Earlier this year, I received two wake-up calls.
First, I learned that a long-time colleague is a very accomplished saxophonist. I had no idea of his interest in music, despite numerous interactions over several years. I was completely clueless about something really important to this individual.
Then, I discovered a neighbor had given birth to twins prematurely. I hadn’t even known this gal was pregnant and was mortified to learn she and her husband had been spending every spare moment in the NICU for eight weeks, without any support from neighbors to help with dog-walking, errands, and cooking. In the winter, people often pull into their garages at the end of the business day and don’t emerge except to shovel snow from sidewalks or get the mail. Unless you make an effort, it’s possible to go from October to April without a neighborly conversation (as in this case).
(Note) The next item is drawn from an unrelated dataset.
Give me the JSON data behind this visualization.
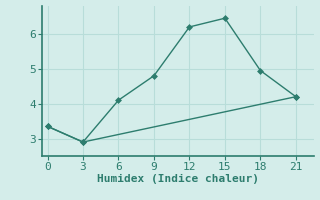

These two incidents got me thinking. I consider myself a connected person, who is interested in the “whole individual,” not just the work a person produces. I care about people’s well-being. I want to hear about the aging parent dilemmas. Children’s activities. The upcoming triathlon. The oil painting hobby.
Some employees openly volunteer personal information like this. Others hold it tightly, so you’d never know unless you asked the right questions on a day they feel like sharing.
I think we get lulled into a false sense of community, because we have email, 351 Facebook friends, 2,542 Twitter followers, and 363 LinkedIn connections. And Pinterest and Google+.
Face it. At best, this is pseudo-community. People often edit what they share electronically and in the office. For example, my Facebook posts err on the comic side, when my demeanor tends to be more serious. In a work setting, I share good news and fun anecdotes and try to skip “downer” topics.
Pseudo-connecting takes time away from the type of sharing that happens when you go for a walk with a neighbor, take an employee out to lunch, or pick up the phone for a catch-up conversation with an aging relative. On a regular basis.